I don’t know why Harrison was so interested in her and watching her suffer.
But I’m going to be really honest with you right now, even if you don’t like it. ”
He leans down, his face so close to mine I could easily reach up and tangle my fingers in his hair.
“I’m real glad it was her and not you. Because you’re mine, Sadie-Rae.
Mine and Deacon’s. And no Hill is going to change that, you hear me?
Even if we have to hunt down every member of their family tree until nothin’s left.
Starting with the three brothers who think they’ve gotten away from us.
” The possessive intent and the simmering rage are a good distraction from my problems. I can’t help but just look at him, and I finally give in, reaching up to play with his hair.
“Where did Deacon go?”
The words fall between us and I Fox rolls off of me, dragging me with him once more. He sighs, fingers tangling possessively again in my hair, and kisses my temple. “Oh, Sadie, Sadie,” he croons. “Always asking the most direct questions.

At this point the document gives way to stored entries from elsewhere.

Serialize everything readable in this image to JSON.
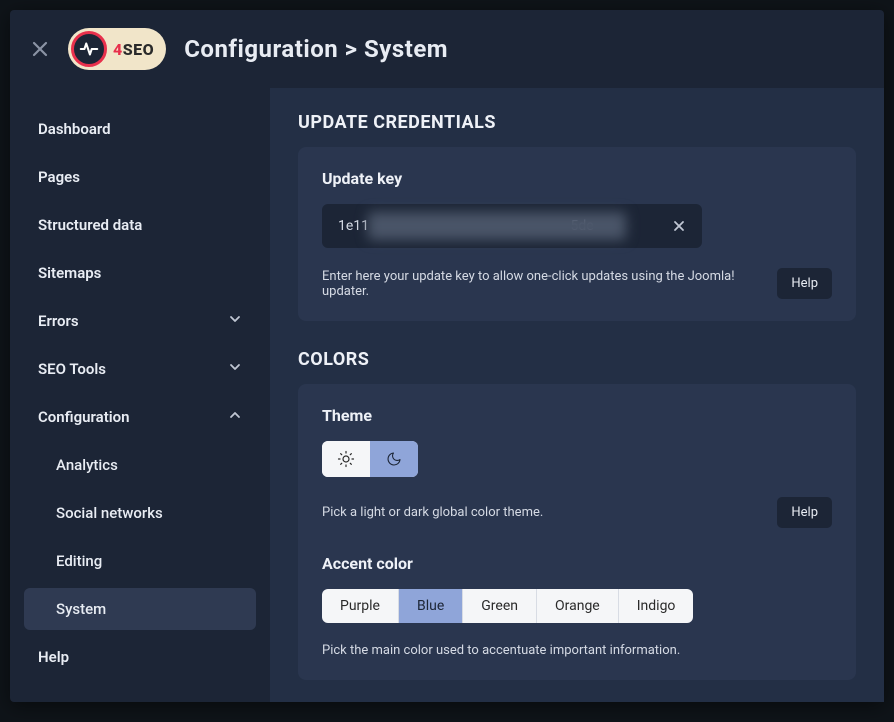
{
  "header": {
    "logo": {
      "prefix": "4",
      "suffix": "SEO"
    },
    "breadcrumb": "Configuration > System"
  },
  "sidebar": {
    "items": [
      {
        "label": "Dashboard",
        "type": "link"
      },
      {
        "label": "Pages",
        "type": "link"
      },
      {
        "label": "Structured data",
        "type": "link"
      },
      {
        "label": "Sitemaps",
        "type": "link"
      },
      {
        "label": "Errors",
        "type": "collapse",
        "open": false
      },
      {
        "label": "SEO Tools",
        "type": "collapse",
        "open": false
      },
      {
        "label": "Configuration",
        "type": "collapse",
        "open": true
      },
      {
        "label": "Analytics",
        "type": "sub"
      },
      {
        "label": "Social networks",
        "type": "sub"
      },
      {
        "label": "Editing",
        "type": "sub"
      },
      {
        "label": "System",
        "type": "sub",
        "active": true
      },
      {
        "label": "Help",
        "type": "link"
      }
    ]
  },
  "main": {
    "update_section": {
      "title": "UPDATE CREDENTIALS",
      "field_label": "Update key",
      "value_prefix": "1e11",
      "value_suffix": "5de",
      "help_text": "Enter here your update key to allow one-click updates using the Joomla! updater.",
      "help_btn": "Help"
    },
    "colors_section": {
      "title": "COLORS",
      "theme": {
        "label": "Theme",
        "options": [
          "light",
          "dark"
        ],
        "selected": "dark",
        "help_text": "Pick a light or dark global color theme.",
        "help_btn": "Help"
      },
      "accent": {
        "label": "Accent color",
        "options": [
          "Purple",
          "Blue",
          "Green",
          "Orange",
          "Indigo"
        ],
        "selected": "Blue",
        "help_text": "Pick the main color used to accentuate important information."
      }
    }
  }
}
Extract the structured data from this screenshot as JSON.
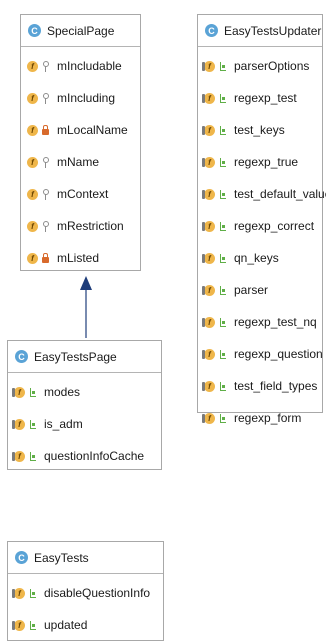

Can’t you just accept he’s out on some boring adventure?”
“No.”
“And that’s what I love about you. Come here, gorgeous.” He urges me up until I’m sitting on his lap and being oh so careful not to nudge the wound on his side with my knee.
“Fox, you’re hurt,” I protest. “I don’t want—”
“I won’t let anyone hurt you, Sadie-Rae.
” He cuts me off like I haven’t even spoken, and leans into me so we’re pressed together from waist to chest. “I won’t let anyone take what’s mine ever again, you hear me?
It’s taken me thirty-something years to find something I want to keep just as much as Deacon.
You aren’t for sale. You aren’t for trade.
” He pulls me closer until our lips are brushing.
“And you aren’t going anywhere, gorgeous girl.” Before I can reply or protest or even flounder, Fox kisses me. While normally his kisses are sweet and affectionate, this one is full of desperate possession, of a soul-consuming desire that feels like he wants to absolutely devour me.
I’d let him.
Hell, I do let him. I lean into him, relaxing against his chest, and splay my hands against his shirt as my eyes slip closed.
He takes his time kissing me. He takes every second to taste the inside of my mouth, to press his tongue to mine and nip at my bottom lip.
When he’s satisfied, Fox kisses down my throat, his hands moving to slip my shirt up and off, my bra following it.
The sun is so warm against my skin that I almost arch like a cat. He bites down on my shoulder once I’m topless, which does make me arch, a gasp leaving me as I move into the bite.
“Such a pretty, perfect thing,” Fox admires openly.
“My pretty thing. My Sadie-Rae. Do you know what I’ll do to anyone who thinks they can sell you, hmm?
My pretty, darling girl?” Without warning, he pushes me down onto my back in the grass, the blades soft and springy against my skin thanks to last week’s rain.
But Fox isn’t done. He’s quick to drag my newly bought leggings down my thighs, taking my sneakers with them until I’m completely naked, outside in the Texas sun.
“We’ll kill them,” he promises. But the sweet affection in his voice is tempered by the dark promise in his gaze, which tells me he’d enjoy killing anyone he deemed deserving of it.
“Oh, darling girl, we’ll tear them apart for even looking at you.
This is mine. I’ll share with Deacon, because, well”—his smile turns sly—“he’s mine too. ”
Bracing himself on one hand, Fox lifts the other to wrap his fingers briefly around my throat. “All mine,” he murmurs reverently, stroking the pads of his fingers down my chest to my stomach, before starting back upwards again. “Do you know what you do to me, Sadie?”
“Turn you homicidal?” I ask, unable to keep quiet.
His smirk is a quick, fleeting thing, and Fox’s chuckle is warm as he shakes his head.
“So mouthy, even now. Even today, after you’ve gone through so much.
But yes. You make me want to kill anyone who’s ever put their hands on you.
Not just the Hills. I mean anyone.” He cups my breast, thumb teasing my nipple, and my breath hitches.